Alors que se précise cette relance vitale pour la planète tout entière nous devons, nous citoyens du Bassin du Congo, faire en sorte que la partie du monde où nous vivons s’impose maintenant comme le premier poumon de la planète. Placé  jusqu’à présent en deuxième position sur ce terrain éminemment stratégique, notre immense bassin fluvial avec ses forêts, ses rivières, ses étangs, ses tourbières va, en effet, se retrouver en position de tête dans les années à venir. Ceci du fait, notamment, de la destruction des ressources naturelles qui accompagne la déforestation accélérée que subit le Bassin de l’Amazone et contre laquelle les autorités du Brésil ne se mobilisent manifestement pas.

 

Dans ce contexte très particulier, si les pays qui composent le Bassin du Congo s’accordent pour faire entendre avec plus de force leur voix sur la scène internationale, ils en tireront à coup sûr de grands, très grands bénéfices car l’Amérique de Joe Biden s’engagera résolument à leur côté pour protéger la nature.

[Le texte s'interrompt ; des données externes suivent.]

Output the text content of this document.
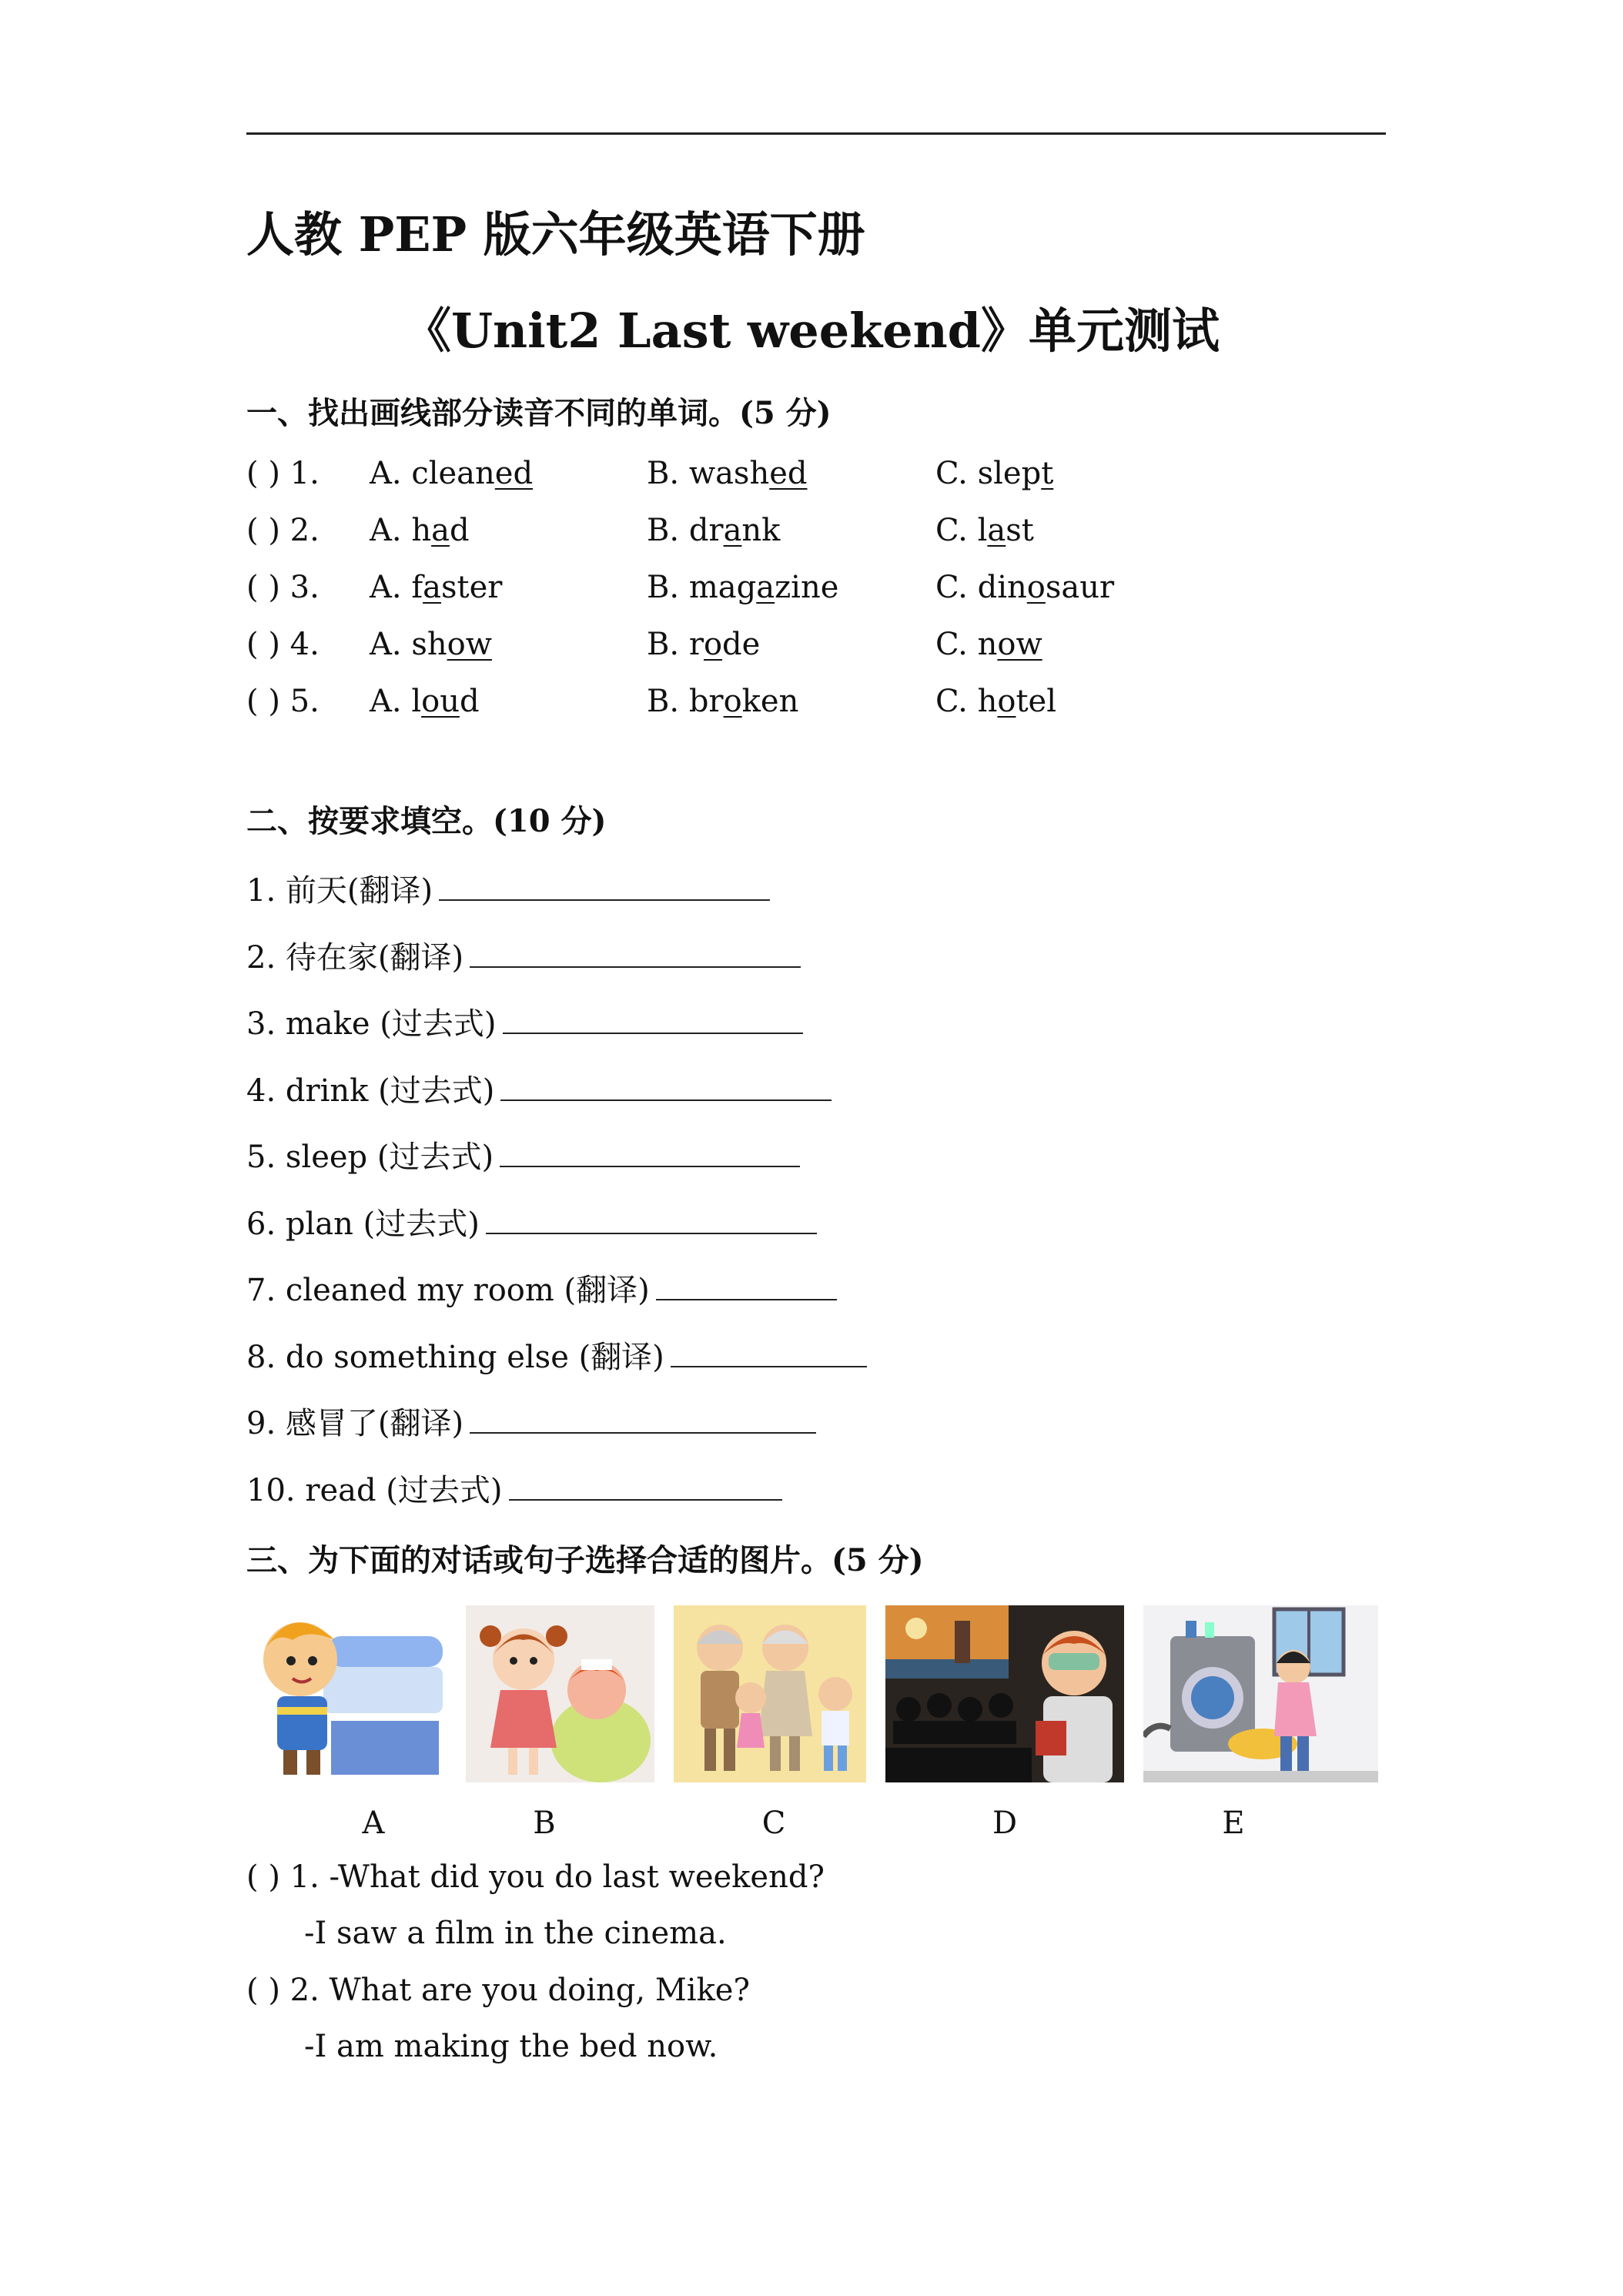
人教 PEP 版六年级英语下册
《Unit2 Last weekend》单元测试
一、找出画线部分读音不同的单词。(5 分)
( ) 1. A. cleaned	B. washed	C. slept
( ) 2. A. had	B. drank	C. last
( ) 3. A. faster	B. magazine	C. dinosaur
( ) 4. A. show	B. rode	C. now
( ) 5. A. loud	B. broken	C. hotel
二、按要求填空。(10 分)
1. 前天(翻译)
2. 待在家(翻译)
3. make (过去式)
4. drink (过去式)
5. sleep (过去式)
6. plan (过去式)
7. cleaned my room (翻译)
8. do something else (翻译)
9. 感冒了(翻译)
10. read (过去式)
三、为下面的对话或句子选择合适的图片。(5 分)
A	B	C	D	E
( ) 1. -What did you do last weekend?
-I saw a film in the cinema.
( ) 2. What are you doing, Mike?
-I am making the bed now.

En témoignent les propos que tient sur ce sujet le nouveau locataire de la Maison Blanche, mais aussi le choix des membres de son équipe qui seront missionnés pour réintégrer les Etats-Unis dans l’Accord de Paris.

 

Au cœur de la stratégie que les dirigeants de l’Afrique centrale doivent maintenant coordonner figure donc en bonne, très bonne place, le Fonds bleu pour le Bassin du Congo créé à Oyo il y a trois ans. C’est lui, en effet, qui permettra de concrétiser la volonté de nos peuples comme celle de nos dirigeants de protéger la nature et c’est par lui que pourront être mis en place les moyens techniques et financiers nécessaires. Alors que les Etats-Unis s’apprêtent à réintégrer l’accord de Paris rien n’est donc plus important, à notre avis, que de faire valoir la position stratégique du Fonds Bleu pour le Bassin du Congo.